Phase matched filters to remove surface wave noise from converted P-SV data

David G. Schieck

One of the greatest difficulties in obtaining and processing good quality shear wave sections is overcoming the effects of surface waves (Corbin et al., 1983). Generally, in land seismic exploration, surface waves (ground roll) should be attenuated by geophone arrays. Due to varying physical surface conditions, the desire to record non-normal incidence signal and the expense of three-component geophone arrays, the procedures in the field may be inadequate for eliminating this unwanted noise from the seismic records. Processing techniques such as frequency filters, muhichannel filters and polarization analysis is often required. Conventional frequency and multichannel filters often effect the vertical resolution of seismic data due to the overlap frequencies of ground roll and reflection data (Saatilan and Canitez, 1988).

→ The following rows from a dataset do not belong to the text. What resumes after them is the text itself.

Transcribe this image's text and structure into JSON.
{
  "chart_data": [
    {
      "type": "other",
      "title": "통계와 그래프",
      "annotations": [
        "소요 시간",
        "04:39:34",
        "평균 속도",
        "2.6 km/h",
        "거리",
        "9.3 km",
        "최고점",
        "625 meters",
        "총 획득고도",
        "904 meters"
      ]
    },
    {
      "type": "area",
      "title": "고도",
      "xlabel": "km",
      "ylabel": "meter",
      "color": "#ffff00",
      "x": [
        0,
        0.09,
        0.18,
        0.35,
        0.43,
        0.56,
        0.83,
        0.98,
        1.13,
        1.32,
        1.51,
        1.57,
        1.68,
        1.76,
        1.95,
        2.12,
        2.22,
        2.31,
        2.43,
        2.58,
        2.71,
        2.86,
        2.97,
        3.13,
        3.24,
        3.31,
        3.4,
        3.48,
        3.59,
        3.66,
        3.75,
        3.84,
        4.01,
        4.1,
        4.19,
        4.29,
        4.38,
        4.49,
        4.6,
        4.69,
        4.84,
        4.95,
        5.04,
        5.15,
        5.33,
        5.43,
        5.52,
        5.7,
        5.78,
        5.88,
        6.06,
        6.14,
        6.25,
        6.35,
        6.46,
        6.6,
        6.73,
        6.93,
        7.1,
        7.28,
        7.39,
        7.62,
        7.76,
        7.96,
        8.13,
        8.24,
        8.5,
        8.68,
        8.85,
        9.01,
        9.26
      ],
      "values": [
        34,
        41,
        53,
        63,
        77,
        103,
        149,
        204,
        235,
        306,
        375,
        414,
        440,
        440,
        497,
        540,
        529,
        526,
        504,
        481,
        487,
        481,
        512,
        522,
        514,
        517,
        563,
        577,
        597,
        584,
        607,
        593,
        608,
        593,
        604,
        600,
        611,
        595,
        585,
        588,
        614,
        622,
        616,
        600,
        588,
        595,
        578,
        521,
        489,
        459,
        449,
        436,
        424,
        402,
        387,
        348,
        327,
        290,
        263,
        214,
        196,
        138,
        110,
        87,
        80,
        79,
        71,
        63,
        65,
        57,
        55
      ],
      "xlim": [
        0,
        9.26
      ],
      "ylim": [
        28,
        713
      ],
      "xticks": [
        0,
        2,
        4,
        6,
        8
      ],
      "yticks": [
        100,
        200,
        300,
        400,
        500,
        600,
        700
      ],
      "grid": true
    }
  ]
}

Rayleigh waves are the dominant surface waves recorded on vertical and radial components found in exploration seismology. These waves are nondispersive in the classical case of propagation along the surface of an isotropic homogeneous half space. However for the real earth case of layered medium Rayleigh waves are dispersive and multiple modes are possible (Ren et al., 1986). An example of these modes for the vertical component of walk away data is shown in Figure 1.

It is well established that P-wave, S-wave, Rayleigh waves and Love waves have distinct polarization patterns. (Aki and Richards, 1980) Three dimensional polarization analysis of the vertical, radial and horizontal components can separate the elliptically polarized Rayleigh waves from the radial component seismic data (Vidale, 1986, Samson and Olson, 1981).

A more recent method of ground roll attenuation makes use of the dispersive character of the Rayleigh wave (Bereford-Smith and Rango, 1988, Saatqilan and Canitez, 1988). These ideas were originally applied to earthquake seismology to identify and enhance Rayleigh wave signals (Herrin and Goforth, 1977). By applying one dimensional, linear frequency modulated matched filters promising results have been demonstrated for compressional wave data as shown in figure 2. The vertical resolution is not compromised. Further, the uniform weighted stacking assumed in multichannel filters (such as a velocity filter or radon transforms) is not made.